8. Was the statistical analysis appropriate for the study design and type of outcome indicators?
  8.1. Were statistical analyses adequately described and the results reported appropriately?
  8.2. Were correct statistical tests used and assumptions of test not violated?
  8.3. Were statistics reported with levels of significance and/or confidence intervals?
  8.4. Was "intent to treat" analysis of outcomes done (and as appropriate, was there an analysis of outcomes for those maximally exposed or a dose-response analysis)?
  8.5. Were adequate adjustments made for effects of confounding factors that might have affected the outcomes (e.g., multivariate analyses)?

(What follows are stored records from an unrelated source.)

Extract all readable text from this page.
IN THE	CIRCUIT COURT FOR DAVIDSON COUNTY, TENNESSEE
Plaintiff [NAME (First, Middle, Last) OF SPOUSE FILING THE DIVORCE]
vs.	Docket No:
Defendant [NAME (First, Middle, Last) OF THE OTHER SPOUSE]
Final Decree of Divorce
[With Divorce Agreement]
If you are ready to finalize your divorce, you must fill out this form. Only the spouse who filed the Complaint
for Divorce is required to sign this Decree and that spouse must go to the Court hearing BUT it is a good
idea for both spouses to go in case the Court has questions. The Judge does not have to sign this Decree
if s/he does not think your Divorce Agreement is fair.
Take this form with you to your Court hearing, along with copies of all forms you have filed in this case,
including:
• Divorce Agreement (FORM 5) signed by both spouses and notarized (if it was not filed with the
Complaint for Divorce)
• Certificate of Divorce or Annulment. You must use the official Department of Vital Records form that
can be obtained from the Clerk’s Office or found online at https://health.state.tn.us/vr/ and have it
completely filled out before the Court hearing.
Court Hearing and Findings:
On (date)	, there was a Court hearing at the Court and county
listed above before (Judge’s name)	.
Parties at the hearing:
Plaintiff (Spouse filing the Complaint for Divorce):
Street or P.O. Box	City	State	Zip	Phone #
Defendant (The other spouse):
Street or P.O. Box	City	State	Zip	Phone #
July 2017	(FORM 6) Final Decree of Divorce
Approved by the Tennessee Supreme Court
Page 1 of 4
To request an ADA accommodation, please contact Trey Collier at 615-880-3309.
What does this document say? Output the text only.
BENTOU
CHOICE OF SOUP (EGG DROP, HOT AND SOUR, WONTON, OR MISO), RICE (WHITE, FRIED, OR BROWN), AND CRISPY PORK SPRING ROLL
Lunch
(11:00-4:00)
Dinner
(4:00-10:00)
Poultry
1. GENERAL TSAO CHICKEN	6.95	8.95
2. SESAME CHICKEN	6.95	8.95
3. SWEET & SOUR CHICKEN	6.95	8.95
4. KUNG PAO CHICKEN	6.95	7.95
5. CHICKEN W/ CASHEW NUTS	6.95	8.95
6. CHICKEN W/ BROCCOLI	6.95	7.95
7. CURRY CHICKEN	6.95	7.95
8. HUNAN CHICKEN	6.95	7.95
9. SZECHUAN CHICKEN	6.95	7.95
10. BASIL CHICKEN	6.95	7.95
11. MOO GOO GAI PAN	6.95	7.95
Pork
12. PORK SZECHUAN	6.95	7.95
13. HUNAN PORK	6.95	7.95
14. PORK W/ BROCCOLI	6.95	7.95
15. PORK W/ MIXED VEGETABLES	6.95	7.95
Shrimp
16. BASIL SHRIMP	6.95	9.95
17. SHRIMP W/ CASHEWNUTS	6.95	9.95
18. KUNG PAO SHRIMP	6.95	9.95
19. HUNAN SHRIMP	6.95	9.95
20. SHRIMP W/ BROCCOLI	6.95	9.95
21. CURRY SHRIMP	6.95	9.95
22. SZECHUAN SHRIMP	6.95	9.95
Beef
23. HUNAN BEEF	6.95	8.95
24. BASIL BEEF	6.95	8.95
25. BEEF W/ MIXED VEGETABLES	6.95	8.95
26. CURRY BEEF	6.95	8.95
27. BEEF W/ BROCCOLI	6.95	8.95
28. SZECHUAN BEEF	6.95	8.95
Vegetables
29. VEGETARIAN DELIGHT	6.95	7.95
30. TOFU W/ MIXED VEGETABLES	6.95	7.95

  8.6. Was clinical significance as well as statistical significance reported?
  8.7. If negative findings, was a power calculation reported to address type 2 error?
9. Are conclusions supported by results with biases and limitations taken into consideration?
  9.1. Is there a discussion of findings?
  9.2. Are biases and study limitations identified and discussed?
10. Is bias due to study’s funding or sponsorship unlikely?
  10.1. Were sources of funding and investigators’ affiliations described?
  10.2. Was the study free from apparent conflict of interest?